Learn how NVIDIA is using Kata Containers to support AI/ML workloads!

WATCH NOW

Security Considerations of Confidential Computing in Open Infrastructure

By Kata Containers on 18/05/2022

Author: Nicolae Paladi, CEO and Co-founder of CanaryBit

Confidential computing enables isolation of sensitive data in a secure domain during processing. It protects data in use by running the computation in a Trusted Execution Environment created using a combination of firmware and hardware features.

While the approach started with process-based isolation, vendors are introducing hardware and firmware support for virtualization-based confidential computing on mainline server platforms. Several OpenInfra projects introduced support for confidential computing features and the work goes on, motivated by stark interest from the user community. For example, since version Train OpenStack supports launching virtual machines with memory protection. The Kata containers community has been actively working on integrating support for virtualization-based confidential computing since early 2021. Its focus is currently primarily on IBM Protected Execution Facility (IBM PEF) and AMD Secure Encrypted Virtualization (AMD SEV) and its subsequent versions. Another upcoming technology — Intel Trusted Domain Extensions (Intel TDX) — is also in the scope but lagging behind as the hardware is not available yet. We hope to see other upcoming confidential computing technologies — such as ARM Confidential Computing Architecture (ARM CCA) — also supported by Kata Containers once hardware with ARM CCA becomes available. While the range of supported confidential computing features is already extensive, the Kata backlog is full of exciting issues to work on.

As it often comes with paradigm-changing technologies, implementing support for confidential computing is a bumpy ride: the technology stack supporting confidential computing is eclectic; moreover threat models implementation and functionality vary across vendor platforms and results in diverging capabilities, trade-offs and security guarantees. This is actually a good thing — since it allows addressing a more diverse set of use cases. However, to make the right choices that enable new security features without compromising functionality, it is also important to understand what are the capabilities and limitations of each confidential computing technology. The table below illustrates an overview of several aspects across four leading enterprise server architectures for confidential computing.

1 IfJbxn0xvQ xIjOVNUMn0Q

  • Memory encryption is supported on most architectures, except for IBM PEF which opted for memory isolation (at least in OpenPOWER 9).
  • Remote attestation is a defining feature of confidential computing. It helps to establish trust between the end user and the execution environment, by allowing end users to obtain a verifiable claim about the security properties of the trusted execution environment. Imagine the padlock in a web browser showing that an HTTPS connection is protected — except that this time it’s for workloads running in the cloud.
  • Secure Direct Memory Access to confidential computing environments is tricky. So far, only ARM CCA features support for this in its specifications.
  • Migration of Confidential Computing VMs has patchy support across the board; it is supported by AMD SEV-SNP and Intel TDX (in its specifications), is undefined for ARM CCA and is not supported out of the box in IBM PEF (at least according to a recent academic paper).
  • Finally, open implementation helps both wider community adoption and building trust in the solution. Out of the four leading enterprise server architectures, only the IBM PEF ultravisor is available open source, while the ARM CCA specification is available to the licenses. The implementations of either AMD SEV-SNP or Intel TDX are not openly available at this point.
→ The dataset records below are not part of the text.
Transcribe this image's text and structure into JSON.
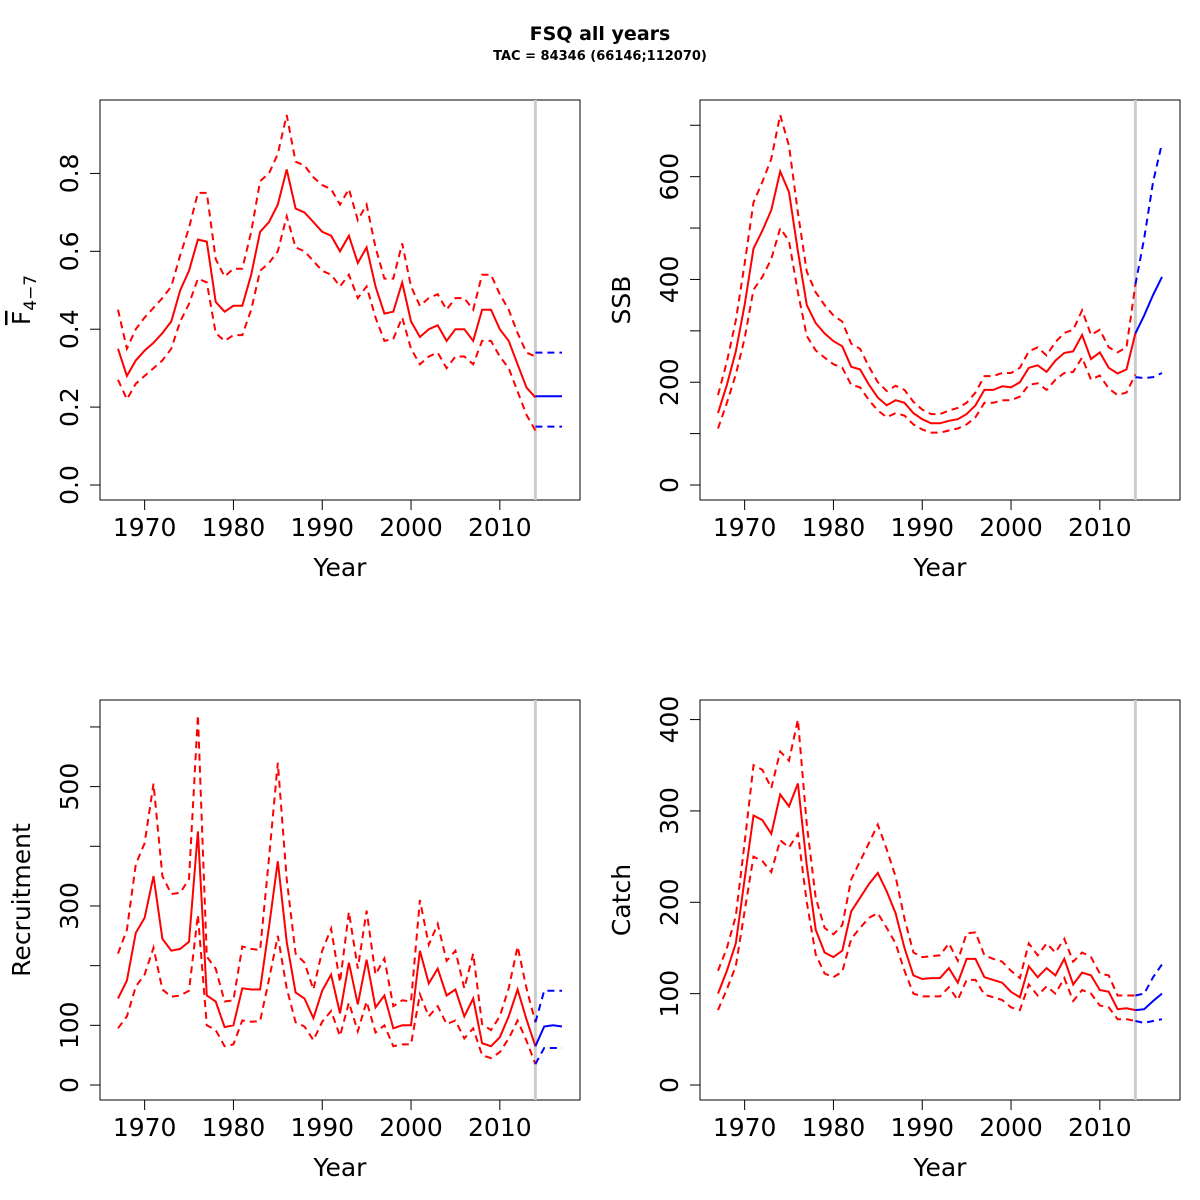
{
  "title": "FSQ all years",
  "subtitle": "TAC = 84346 (66146;112070)",
  "colors": {
    "estimate": "#ff0000",
    "forecast": "#0000ff",
    "divider": "#cccccc",
    "axis": "#000000"
  },
  "chart_data": [
    {
      "type": "line",
      "xlabel": "Year",
      "ylabel_main": "F",
      "ylabel_sub": "4−7",
      "xlim": [
        1967,
        2017
      ],
      "ylim": [
        0,
        0.95
      ],
      "x_ticks": [
        1970,
        1980,
        1990,
        2000,
        2010
      ],
      "y_ticks": [
        0.0,
        0.2,
        0.4,
        0.6,
        0.8
      ],
      "y_tick_labels": [
        "0.0",
        "0.2",
        "0.4",
        "0.6",
        "0.8"
      ],
      "y_minor_ticks": [],
      "divider_year": 2014,
      "grid": false,
      "estimate": {
        "x": [
          1967,
          1968,
          1969,
          1970,
          1971,
          1972,
          1973,
          1974,
          1975,
          1976,
          1977,
          1978,
          1979,
          1980,
          1981,
          1982,
          1983,
          1984,
          1985,
          1986,
          1987,
          1988,
          1989,
          1990,
          1991,
          1992,
          1993,
          1994,
          1995,
          1996,
          1997,
          1998,
          1999,
          2000,
          2001,
          2002,
          2003,
          2004,
          2005,
          2006,
          2007,
          2008,
          2009,
          2010,
          2011,
          2012,
          2013,
          2014
        ],
        "mid": [
          0.35,
          0.28,
          0.32,
          0.345,
          0.365,
          0.39,
          0.42,
          0.5,
          0.55,
          0.63,
          0.625,
          0.47,
          0.445,
          0.46,
          0.46,
          0.54,
          0.65,
          0.675,
          0.72,
          0.81,
          0.71,
          0.7,
          0.675,
          0.65,
          0.64,
          0.6,
          0.64,
          0.57,
          0.61,
          0.51,
          0.44,
          0.445,
          0.52,
          0.42,
          0.38,
          0.4,
          0.41,
          0.37,
          0.4,
          0.4,
          0.37,
          0.45,
          0.45,
          0.4,
          0.37,
          0.31,
          0.25,
          0.225
        ],
        "upper": [
          0.45,
          0.35,
          0.4,
          0.43,
          0.455,
          0.48,
          0.51,
          0.59,
          0.66,
          0.75,
          0.75,
          0.58,
          0.535,
          0.555,
          0.555,
          0.65,
          0.78,
          0.8,
          0.85,
          0.95,
          0.83,
          0.82,
          0.79,
          0.77,
          0.76,
          0.72,
          0.76,
          0.68,
          0.72,
          0.61,
          0.53,
          0.53,
          0.62,
          0.51,
          0.46,
          0.48,
          0.49,
          0.45,
          0.48,
          0.48,
          0.45,
          0.54,
          0.54,
          0.49,
          0.45,
          0.39,
          0.34,
          0.33
        ],
        "lower": [
          0.27,
          0.22,
          0.26,
          0.28,
          0.3,
          0.32,
          0.35,
          0.42,
          0.465,
          0.53,
          0.52,
          0.39,
          0.37,
          0.385,
          0.385,
          0.45,
          0.55,
          0.57,
          0.6,
          0.69,
          0.61,
          0.6,
          0.575,
          0.55,
          0.54,
          0.51,
          0.54,
          0.48,
          0.51,
          0.43,
          0.37,
          0.375,
          0.43,
          0.35,
          0.31,
          0.33,
          0.34,
          0.3,
          0.33,
          0.33,
          0.31,
          0.37,
          0.37,
          0.33,
          0.3,
          0.24,
          0.18,
          0.14
        ]
      },
      "forecast": {
        "x": [
          2014,
          2015,
          2016,
          2017
        ],
        "mid": [
          0.228,
          0.228,
          0.228,
          0.228
        ],
        "upper": [
          0.34,
          0.34,
          0.34,
          0.34
        ],
        "lower": [
          0.15,
          0.15,
          0.15,
          0.15
        ]
      }
    },
    {
      "type": "line",
      "xlabel": "Year",
      "ylabel": "SSB",
      "xlim": [
        1967,
        2017
      ],
      "ylim": [
        0,
        720
      ],
      "x_ticks": [
        1970,
        1980,
        1990,
        2000,
        2010
      ],
      "y_ticks": [
        0,
        200,
        400,
        600
      ],
      "y_tick_labels": [
        "0",
        "200",
        "400",
        "600"
      ],
      "y_minor_ticks": [
        100,
        300,
        500,
        700
      ],
      "divider_year": 2014,
      "grid": false,
      "estimate": {
        "x": [
          1967,
          1968,
          1969,
          1970,
          1971,
          1972,
          1973,
          1974,
          1975,
          1976,
          1977,
          1978,
          1979,
          1980,
          1981,
          1982,
          1983,
          1984,
          1985,
          1986,
          1987,
          1988,
          1989,
          1990,
          1991,
          1992,
          1993,
          1994,
          1995,
          1996,
          1997,
          1998,
          1999,
          2000,
          2001,
          2002,
          2003,
          2004,
          2005,
          2006,
          2007,
          2008,
          2009,
          2010,
          2011,
          2012,
          2013,
          2014
        ],
        "mid": [
          140,
          195,
          260,
          350,
          460,
          495,
          535,
          610,
          570,
          455,
          350,
          315,
          295,
          280,
          270,
          230,
          225,
          195,
          170,
          155,
          165,
          160,
          140,
          128,
          120,
          120,
          125,
          128,
          138,
          155,
          185,
          185,
          192,
          190,
          200,
          228,
          233,
          220,
          242,
          257,
          260,
          292,
          245,
          258,
          228,
          217,
          225,
          295
        ],
        "upper": [
          175,
          240,
          320,
          430,
          550,
          590,
          635,
          720,
          660,
          530,
          415,
          375,
          350,
          330,
          318,
          275,
          265,
          230,
          200,
          183,
          193,
          185,
          162,
          147,
          138,
          138,
          145,
          150,
          160,
          180,
          212,
          212,
          218,
          218,
          228,
          260,
          268,
          252,
          278,
          296,
          302,
          340,
          292,
          302,
          268,
          258,
          268,
          390
        ],
        "lower": [
          110,
          160,
          215,
          285,
          380,
          405,
          440,
          500,
          475,
          375,
          290,
          262,
          248,
          235,
          228,
          195,
          190,
          165,
          145,
          132,
          140,
          135,
          118,
          108,
          102,
          102,
          106,
          110,
          118,
          132,
          160,
          160,
          165,
          165,
          172,
          195,
          198,
          185,
          205,
          218,
          220,
          248,
          205,
          213,
          188,
          175,
          180,
          215
        ]
      },
      "forecast": {
        "x": [
          2014,
          2015,
          2016,
          2017
        ],
        "mid": [
          295,
          330,
          370,
          405
        ],
        "upper": [
          390,
          480,
          590,
          665
        ],
        "lower": [
          210,
          208,
          210,
          218
        ]
      }
    },
    {
      "type": "line",
      "xlabel": "Year",
      "ylabel": "Recruitment",
      "xlim": [
        1967,
        2017
      ],
      "ylim": [
        0,
        620
      ],
      "x_ticks": [
        1970,
        1980,
        1990,
        2000,
        2010
      ],
      "y_ticks": [
        0,
        100,
        300,
        500
      ],
      "y_tick_labels": [
        "0",
        "100",
        "300",
        "500"
      ],
      "y_minor_ticks": [
        200,
        400,
        600
      ],
      "divider_year": 2014,
      "grid": false,
      "estimate": {
        "x": [
          1967,
          1968,
          1969,
          1970,
          1971,
          1972,
          1973,
          1974,
          1975,
          1976,
          1977,
          1978,
          1979,
          1980,
          1981,
          1982,
          1983,
          1984,
          1985,
          1986,
          1987,
          1988,
          1989,
          1990,
          1991,
          1992,
          1993,
          1994,
          1995,
          1996,
          1997,
          1998,
          1999,
          2000,
          2001,
          2002,
          2003,
          2004,
          2005,
          2006,
          2007,
          2008,
          2009,
          2010,
          2011,
          2012,
          2013,
          2014
        ],
        "mid": [
          145,
          175,
          255,
          280,
          350,
          245,
          225,
          228,
          240,
          425,
          150,
          140,
          97,
          100,
          162,
          160,
          160,
          265,
          375,
          240,
          155,
          145,
          112,
          158,
          185,
          120,
          205,
          135,
          210,
          130,
          150,
          95,
          100,
          100,
          225,
          170,
          195,
          150,
          160,
          115,
          145,
          70,
          65,
          80,
          115,
          160,
          110,
          65
        ],
        "upper": [
          220,
          260,
          370,
          405,
          505,
          350,
          320,
          322,
          345,
          620,
          215,
          195,
          140,
          142,
          232,
          228,
          226,
          380,
          540,
          345,
          220,
          205,
          160,
          225,
          262,
          172,
          290,
          195,
          292,
          185,
          212,
          132,
          142,
          140,
          310,
          235,
          270,
          208,
          225,
          162,
          220,
          102,
          92,
          115,
          162,
          232,
          162,
          105
        ],
        "lower": [
          95,
          115,
          165,
          185,
          230,
          160,
          148,
          150,
          158,
          285,
          100,
          92,
          65,
          68,
          108,
          106,
          107,
          177,
          250,
          162,
          105,
          98,
          75,
          106,
          124,
          82,
          138,
          90,
          140,
          88,
          100,
          65,
          68,
          68,
          152,
          115,
          132,
          102,
          108,
          78,
          95,
          50,
          45,
          55,
          78,
          108,
          74,
          35
        ]
      },
      "forecast": {
        "x": [
          2014,
          2015,
          2016,
          2017
        ],
        "mid": [
          65,
          98,
          100,
          98
        ],
        "upper": [
          105,
          158,
          158,
          158
        ],
        "lower": [
          35,
          62,
          62,
          62
        ]
      }
    },
    {
      "type": "line",
      "xlabel": "Year",
      "ylabel": "Catch",
      "xlim": [
        1967,
        2017
      ],
      "ylim": [
        0,
        405
      ],
      "x_ticks": [
        1970,
        1980,
        1990,
        2000,
        2010
      ],
      "y_ticks": [
        0,
        100,
        200,
        300,
        400
      ],
      "y_tick_labels": [
        "0",
        "100",
        "200",
        "300",
        "400"
      ],
      "y_minor_ticks": [],
      "divider_year": 2014,
      "grid": false,
      "estimate": {
        "x": [
          1967,
          1968,
          1969,
          1970,
          1971,
          1972,
          1973,
          1974,
          1975,
          1976,
          1977,
          1978,
          1979,
          1980,
          1981,
          1982,
          1983,
          1984,
          1985,
          1986,
          1987,
          1988,
          1989,
          1990,
          1991,
          1992,
          1993,
          1994,
          1995,
          1996,
          1997,
          1998,
          1999,
          2000,
          2001,
          2002,
          2003,
          2004,
          2005,
          2006,
          2007,
          2008,
          2009,
          2010,
          2011,
          2012,
          2013,
          2014
        ],
        "mid": [
          100,
          125,
          155,
          225,
          295,
          290,
          275,
          318,
          305,
          330,
          240,
          170,
          145,
          140,
          147,
          190,
          205,
          220,
          232,
          212,
          188,
          150,
          120,
          116,
          117,
          117,
          128,
          112,
          138,
          138,
          118,
          115,
          112,
          102,
          96,
          130,
          118,
          128,
          120,
          138,
          110,
          123,
          120,
          104,
          102,
          83,
          84,
          82
        ],
        "upper": [
          125,
          150,
          185,
          265,
          350,
          345,
          325,
          365,
          355,
          400,
          285,
          205,
          172,
          165,
          175,
          225,
          245,
          265,
          285,
          258,
          228,
          182,
          145,
          140,
          141,
          142,
          155,
          136,
          166,
          167,
          142,
          138,
          135,
          125,
          117,
          155,
          142,
          155,
          145,
          160,
          135,
          145,
          140,
          122,
          120,
          98,
          98,
          98
        ],
        "lower": [
          82,
          105,
          130,
          190,
          250,
          245,
          233,
          268,
          260,
          275,
          200,
          143,
          122,
          118,
          124,
          160,
          172,
          183,
          188,
          172,
          155,
          125,
          100,
          97,
          97,
          97,
          107,
          93,
          115,
          115,
          99,
          96,
          93,
          85,
          82,
          110,
          98,
          108,
          100,
          117,
          92,
          104,
          100,
          87,
          85,
          72,
          72,
          70
        ]
      },
      "forecast": {
        "x": [
          2014,
          2015,
          2016,
          2017
        ],
        "mid": [
          82,
          83,
          92,
          100
        ],
        "upper": [
          98,
          100,
          118,
          132
        ],
        "lower": [
          70,
          68,
          70,
          72
        ]
      }
    }
  ]
}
Knowing in depth the capabilities, trade-offs and limitations of confidential computing technologies is crucial to making full use of the functionality of each platform — whether it is Intel SGX, AMD SEV-SNP, IBM PEF, or the upcoming Intel TDX and ARM CCA. Thoughtful selection of the confidential computing technology can help address customer requirements with the best security guarantees and broadest functionality. CanaryBit uses this expertise to build its Confidential Cloud platform for secure data sharing. Confidential Cloud currently supports Intel SGX and AMD SEV-SNP and we are working on adding IBM PEF, Intel TDX and ARM CCA functionality whenever hardware support becomes broadly available. In a follow-up blog post we will review several use cases that can be addressed using confidential computing support in OpenStack and Kata containers. We already address some of them at CanaryBit through our confidential data collaboration SaaS.